Since her last dental procedure, I’ve tried to be better about dental care. It’s not easy. She doesn’t like it much, and neither do I.
When you start to brush your dog’s teeth, she’ll think it feels funny. Quincy used to clamp her mouth shut. Kinsey would kind of shake her head away because the bristles felt funny on her gums. Rook is the only dog I’ve had that LOVED getting his teeth brushed right from the beginning. He’d run over to me and hold really still so I could scrub. So, unless you have a dog like Rook, go slow. Get your dog used to the feeling of the brush. You might even start with a dab of peanut butter on your finger and a nice gum massage. Just like teaching your dog a new skill, short frequent periods of practice are the most effective. Eventually she won’t mind the feeling of the brush on her teeth and gums.
When your dog is more relaxed about the brush, the scrubbing begins. Just like with your own teeth, you need to get both sides of the tooth, the top and bottom, and the roof of the mouth. Be careful about how much pressure you apply when you start! Quincy’s gums used to bleed quite a bit, now it’s less so.
One way to help your dog enjoy having her teeth brushed is to buy a flavored dog toothpaste. I tried baking soda and Quincy hated it! With chicken flavored toothpaste, she’s more willing to hold still and let me put the toothbrush in her mouth.
I also recommend purchasing a toothbrush designed for a dog. I got this kit for under ten dollars! The brush fits into Quincy’s mouth better than a human toothbrush, and the extra bristles allow me to spread the toothpaste on the brush and scrub more of her mouth before I need to reload.

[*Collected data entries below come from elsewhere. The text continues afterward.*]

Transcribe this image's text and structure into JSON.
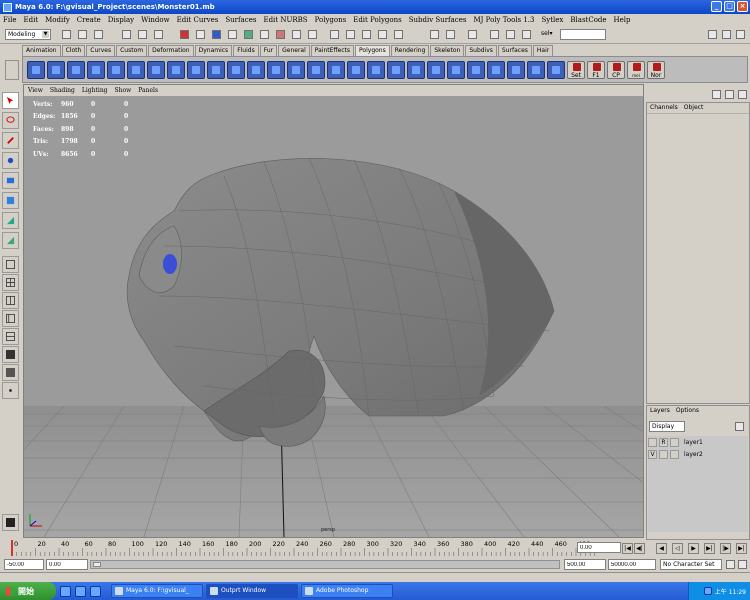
{
  "window": {
    "title": "Maya 6.0: F:\\gvisual_Project\\scenes\\Monster01.mb",
    "minimize": "_",
    "maximize": "□",
    "close": "×"
  },
  "menubar": [
    "File",
    "Edit",
    "Modify",
    "Create",
    "Display",
    "Window",
    "Edit Curves",
    "Surfaces",
    "Edit NURBS",
    "Polygons",
    "Edit Polygons",
    "Subdiv Surfaces",
    "MJ Poly Tools 1.3",
    "Sytlex",
    "BlastCode",
    "Help"
  ],
  "statusline": {
    "mode": "Modeling",
    "sel_label": "sel▾",
    "sel_value": ""
  },
  "shelf": {
    "tabs": [
      "Animation",
      "Cloth",
      "Curves",
      "Custom",
      "Deformation",
      "Dynamics",
      "Fluids",
      "Fur",
      "General",
      "PaintEffects",
      "Polygons",
      "Rendering",
      "Skeleton",
      "Subdivs",
      "Surfaces",
      "Hair"
    ],
    "active_tab": "Polygons",
    "labeled_buttons": [
      "Set",
      "F1",
      "CP",
      "mel button",
      "Nor"
    ]
  },
  "viewport": {
    "menu": [
      "View",
      "Shading",
      "Lighting",
      "Show",
      "Panels"
    ],
    "hud": [
      {
        "label": "Verts:",
        "a": "960",
        "b": "0",
        "c": "0"
      },
      {
        "label": "Edges:",
        "a": "1856",
        "b": "0",
        "c": "0"
      },
      {
        "label": "Faces:",
        "a": "898",
        "b": "0",
        "c": "0"
      },
      {
        "label": "Tris:",
        "a": "1798",
        "b": "0",
        "c": "0"
      },
      {
        "label": "UVs:",
        "a": "8656",
        "b": "0",
        "c": "0"
      }
    ],
    "camera": "persp"
  },
  "channel_box": {
    "menu": [
      "Channels",
      "Object"
    ]
  },
  "layers": {
    "menu": [
      "Layers",
      "Options"
    ],
    "display_option": "Display",
    "rows": [
      {
        "vis": "",
        "type": "R",
        "name": "layer1"
      },
      {
        "vis": "V",
        "type": "",
        "name": "layer2"
      }
    ]
  },
  "time": {
    "ticks": [
      "0",
      "20",
      "40",
      "60",
      "80",
      "100",
      "120",
      "140",
      "160",
      "180",
      "200",
      "220",
      "240",
      "260",
      "280",
      "300",
      "320",
      "340",
      "360",
      "380",
      "400",
      "420",
      "440",
      "460",
      "480",
      "5"
    ],
    "current": "0.00",
    "range_start": "-50.00",
    "playback_start": "0.00",
    "playback_end": "500.00",
    "range_end": "50000.00",
    "character_set": "No Character Set"
  },
  "taskbar": {
    "start": "開始",
    "tasks": [
      {
        "label": "Maya 6.0: F:\\gvisual_",
        "active": false
      },
      {
        "label": "Outprt Window",
        "active": true
      },
      {
        "label": "Adobe Photoshop",
        "active": false
      }
    ],
    "clock": "上午 11:29"
  },
  "colors": {
    "viewport_bg": "#9b9b9b",
    "mesh": "#7c7c7c",
    "eye": "#3a4ed6",
    "selection_red": "#b21b1b",
    "taskbar": "#245bd4"
  }
}
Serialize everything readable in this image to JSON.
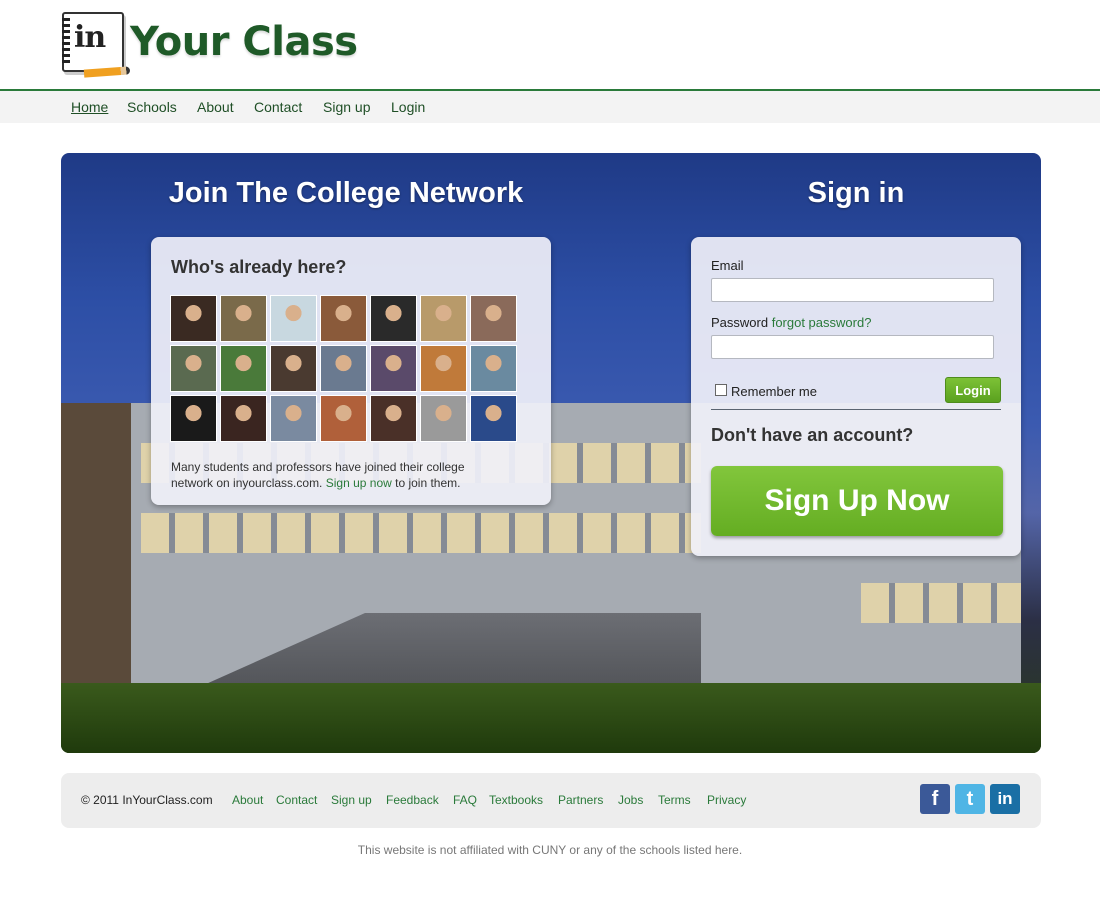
{
  "brand": {
    "logo_mark": "in",
    "logo_text": "Your Class"
  },
  "nav": {
    "items": [
      {
        "label": "Home",
        "active": true
      },
      {
        "label": "Schools"
      },
      {
        "label": "About"
      },
      {
        "label": "Contact"
      },
      {
        "label": "Sign up"
      },
      {
        "label": "Login"
      }
    ]
  },
  "hero": {
    "join_heading": "Join The College Network",
    "signin_heading": "Sign in",
    "who": {
      "title": "Who's already here?",
      "text_before": "Many students and professors have joined their college network on inyourclass.com. ",
      "link": "Sign up now",
      "text_after": " to join them.",
      "avatar_colors": [
        "#3a2a22",
        "#7a6a4a",
        "#c8d8e0",
        "#8a5a3a",
        "#2a2a2a",
        "#b89a6a",
        "#8a6a5a",
        "#5a6a50",
        "#4a7a3a",
        "#4a3a30",
        "#6a7a90",
        "#5a4a6a",
        "#c07a3a",
        "#6a8aa0",
        "#1a1a1a",
        "#3a2520",
        "#7a8aa0",
        "#b0603a",
        "#4a3028",
        "#9a9a9a",
        "#2a4a8a"
      ]
    },
    "signin": {
      "email_label": "Email",
      "password_label": "Password",
      "forgot_link": "forgot password?",
      "remember_label": "Remember me",
      "login_button": "Login",
      "no_account": "Don't have an account?",
      "signup_button": "Sign Up Now"
    }
  },
  "footer": {
    "copyright": "© 2011 InYourClass.com",
    "links": [
      "About",
      "Contact",
      "Sign up",
      "Feedback",
      "FAQ",
      "Textbooks",
      "Partners",
      "Jobs",
      "Terms",
      "Privacy"
    ],
    "social": [
      {
        "icon": "facebook-icon",
        "glyph": "f",
        "color": "#3b5998"
      },
      {
        "icon": "twitter-icon",
        "glyph": "t",
        "color": "#4fb5e5"
      },
      {
        "icon": "linkedin-icon",
        "glyph": "in",
        "color": "#1a6fa5"
      }
    ],
    "disclaimer": "This website is not affiliated with CUNY or any of the schools listed here."
  }
}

Another trick? Every time I finish brushing Quincy’s teeth, I give her a treat. It’s a good way to associate something positive with an activity she doesn’t like much.
I also reward myself because it’s hard for me to remember to brush her teeth. I’d like to tell you I do it daily, but I don’t. My goal is three times a week, and my quick reward is a piece of chocolate. Long term, I spend less money on doggie dental care.